More than 6,000 people in Mogadishu cheered and railed against mainly Christian Ethiopia, which has denied numerous reports that it is sending thousands of troops to defend Somalia's weak government from attacks by the SICS.
"We are telling you that from today, we are attacking the Ethiopian forces wherever they are inside Somalia and jihad has begun," SICS leader Sheikh Sharif Sheikh Ahmed told the excited crowd.
"I'm calling on everybody that has a gun in his house to take it up and participate in the fight against the Ethiopian invaders," he said.
"Every one of us must swear not to abstain from this call to jihad and the first man to swear is me," said Ahmed, the chairman of the executive arm of the SICS.
Ahmed was once considered a moderate in the movement, which seized Mogadishu from warlords in June after months of fierce fighting and have now expanded their territory to include most of southern and central Somalia.
The response to his call, which came after the SICS supreme leader declared a start to the long-threatened holy war against Ethiopia on Monday, was general enthusiastic, with many young men vowing to fight to the death.
"We are ready, my family of eight is ready, we are all ready to wage jihad to defeat our beloved religion against the invaders," said Ulusow Abdalla, one teenage participant at the rally in southern Mogadishu's Tarbuunka district.
Another teenager, Said Mucaawiya Hashim Abdalla, told AFP that he would join the ranks of the SICS whose forces are currently close to the seat of the transitional government in Baidoa, where defences have been erected.
"If you die, you will be given very important gifts by Allah and if you return alive, you will live honourably," he said. "That is why jihad is very important."
SICS officials said earlier this week that an estimated 3,000 people had enlisted for the holy war since Monday and said on Friday that they had set up an additional seven recruiting stations.
"We have opened seven posts here in Mogadishu for volunteers who are ready to go to jihad," Ahmed Abdulahi, a senior SICS official, told the crowd.
"I'm telling you that every Somali individual is wanted to come to those centres for recruitment then we can start defeating our long-standing enemies and the enemies of Allah," he said.
"The enemy of Allah has come nearer and is intending to attack."
Ethiopia has confirmed it has sent military trainers and advisers to Somalia to help the government but has rejected reports of thousands of uniformed soldiers on Somali territory.

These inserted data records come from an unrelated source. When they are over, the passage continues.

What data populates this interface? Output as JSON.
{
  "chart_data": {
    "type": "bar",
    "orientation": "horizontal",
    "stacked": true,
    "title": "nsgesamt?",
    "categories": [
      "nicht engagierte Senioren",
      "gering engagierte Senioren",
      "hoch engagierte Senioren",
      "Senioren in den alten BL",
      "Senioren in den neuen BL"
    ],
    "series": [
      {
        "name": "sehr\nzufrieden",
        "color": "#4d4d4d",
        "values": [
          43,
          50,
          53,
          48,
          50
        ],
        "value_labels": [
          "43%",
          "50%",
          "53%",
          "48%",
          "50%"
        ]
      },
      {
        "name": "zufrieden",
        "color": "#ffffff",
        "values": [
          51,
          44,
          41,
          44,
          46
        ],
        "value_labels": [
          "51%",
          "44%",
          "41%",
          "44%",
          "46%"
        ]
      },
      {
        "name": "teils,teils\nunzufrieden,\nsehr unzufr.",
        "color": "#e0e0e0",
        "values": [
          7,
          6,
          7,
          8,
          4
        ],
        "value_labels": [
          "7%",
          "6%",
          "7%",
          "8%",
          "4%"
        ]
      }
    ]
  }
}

On Tuesday, the SICS claimed to have captured an Ethiopian officer in clashes that killed at least 51 people north of the southern port of Kismayo, but Addis Ababa has not responded to the allegations.

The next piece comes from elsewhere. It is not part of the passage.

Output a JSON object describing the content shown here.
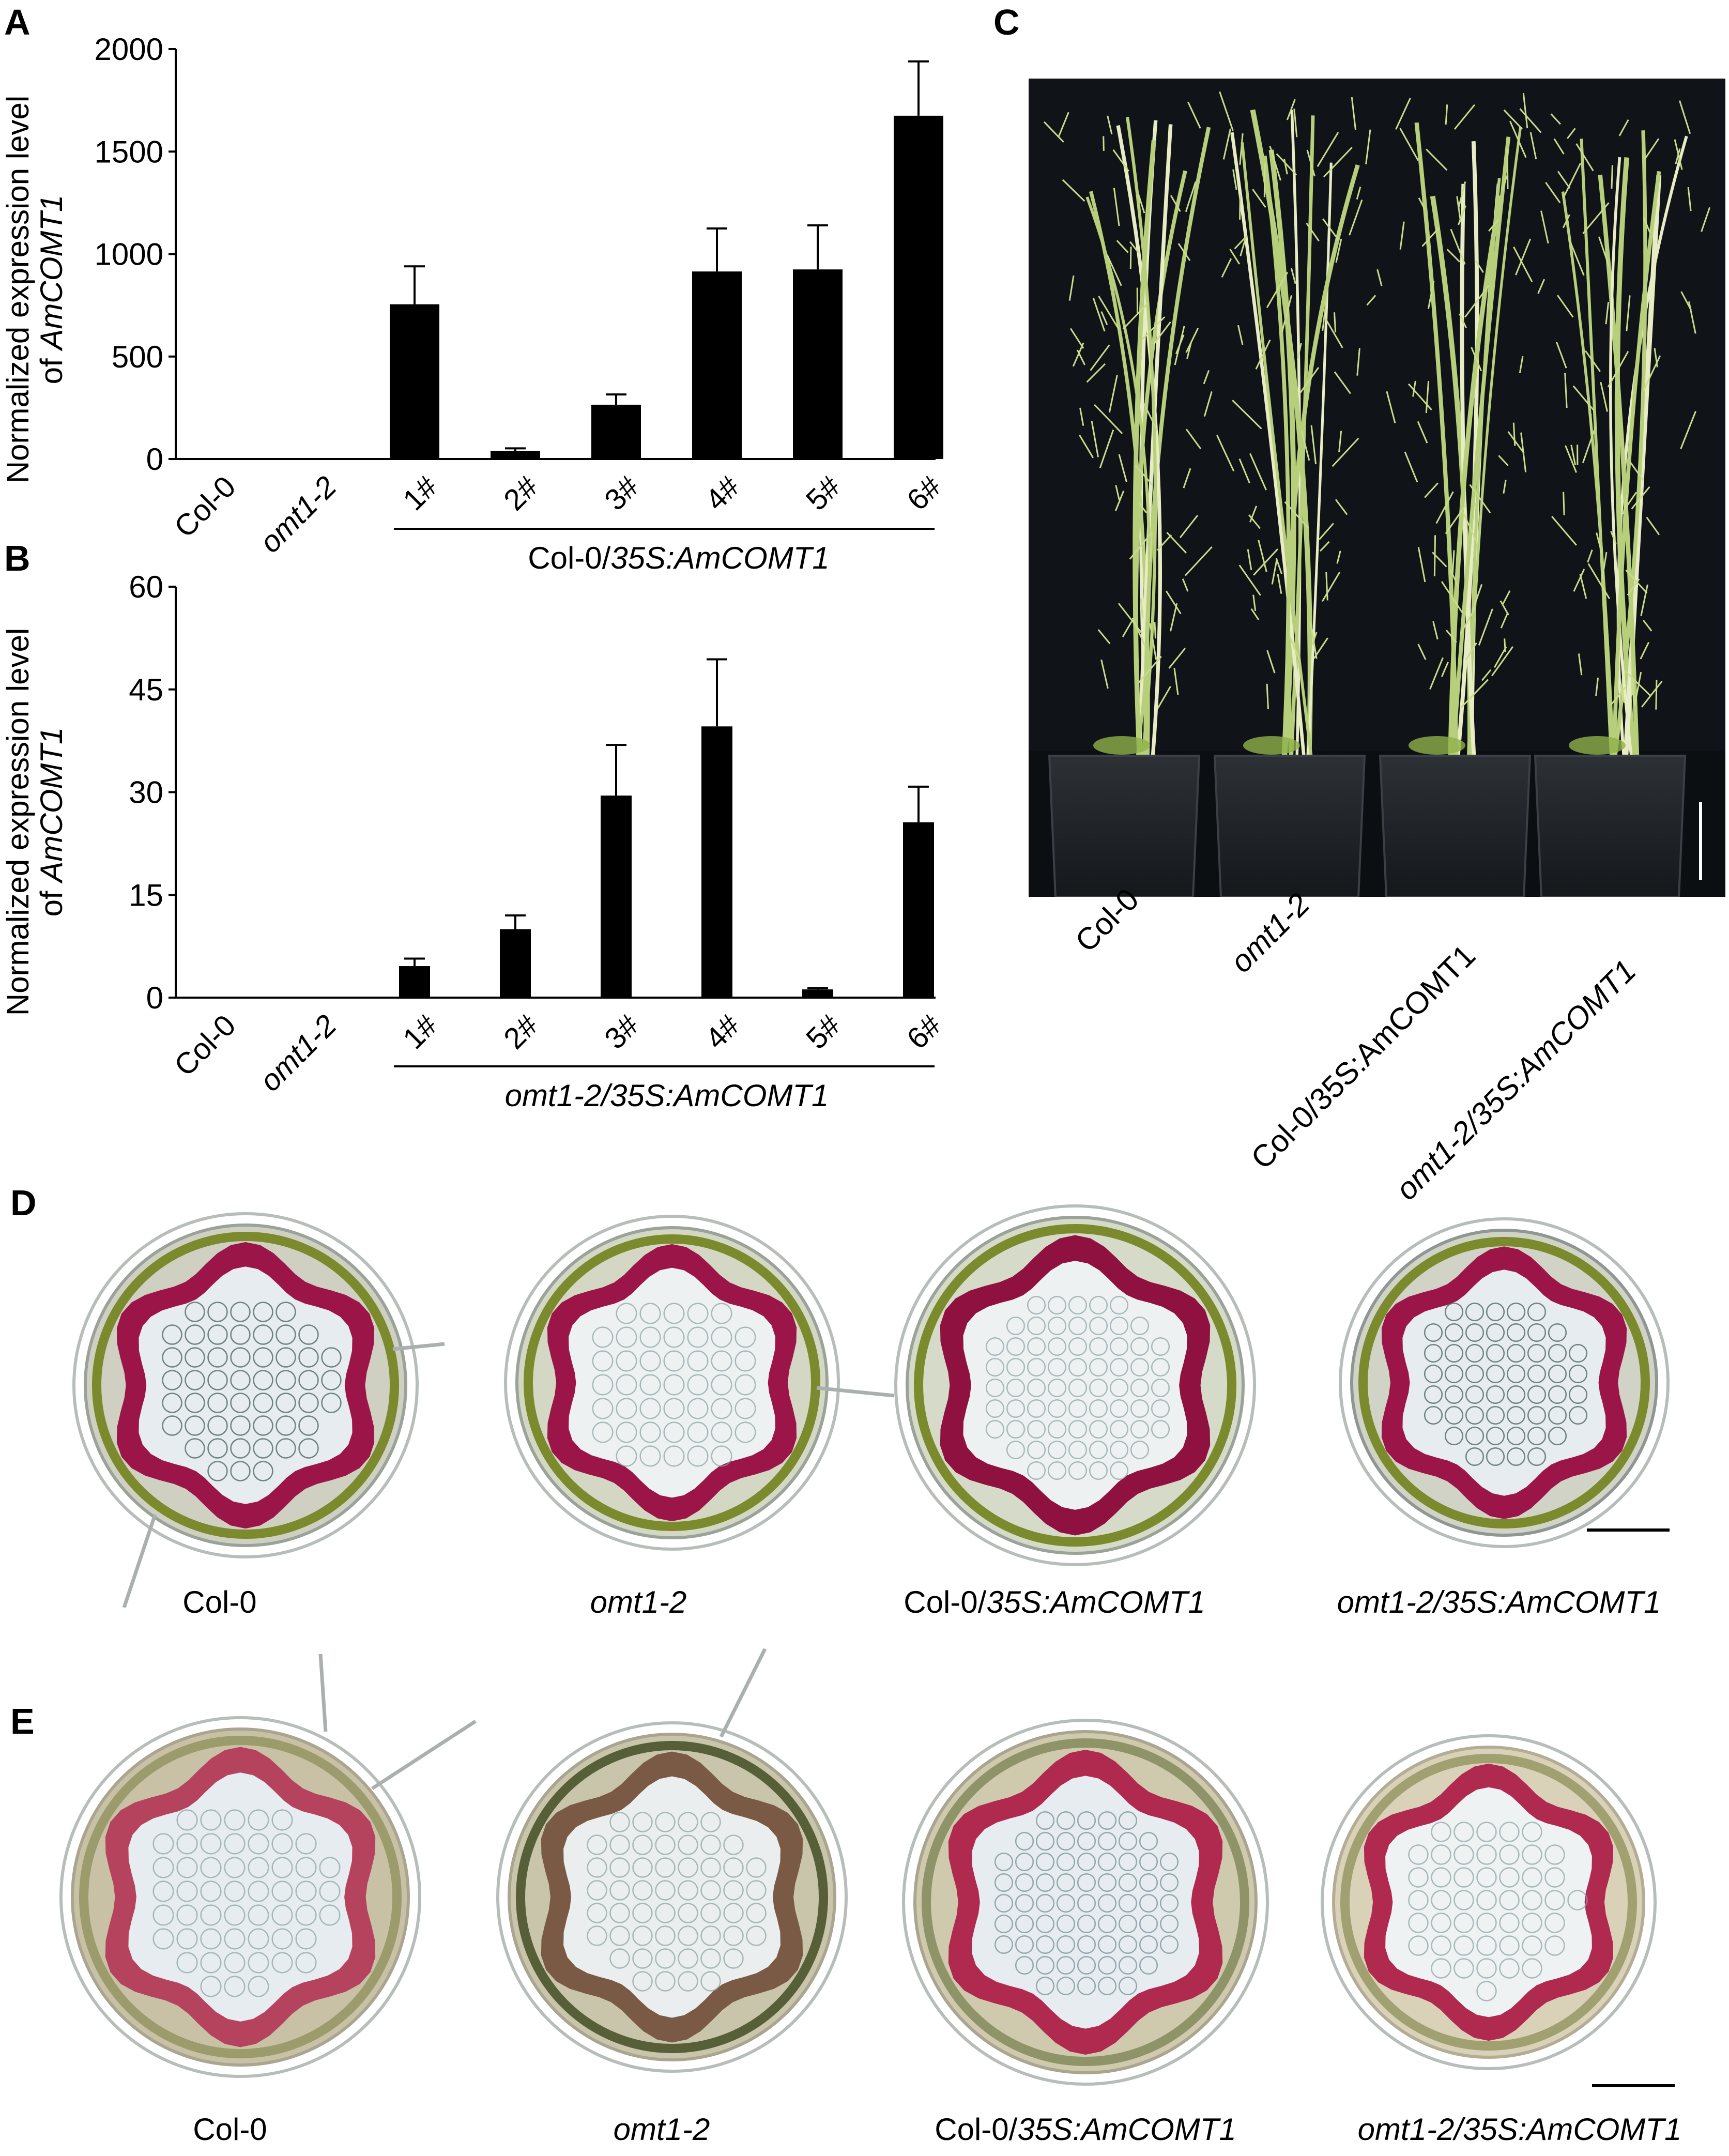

Ethiopia has vowed to protect itself and the Somali government from the "jihadists," whom, together with the transitional government, it accuses of links with Osama bin Laden's al-Qaeda network.
The SICS deny this, insisting their sole aim is to restore stability in Somalia.
The soaring tensions between the SICS and the government and worsening security in south and central Somalia have forced tens of thousands to flee into neighbouring Kenya and added to concerns of widespread conflict.
The deteriorating situation threatens to scupper a planned third round of Arab League-mediated peace talks between the government and the SICS set to begin on October 30 in Khartoum.
Somalia has been without a functioning central administration since 1991 and the government, formed in neighbouring Kenya in 2004, has been wracked by infighting and its inability to assert control over much of the country.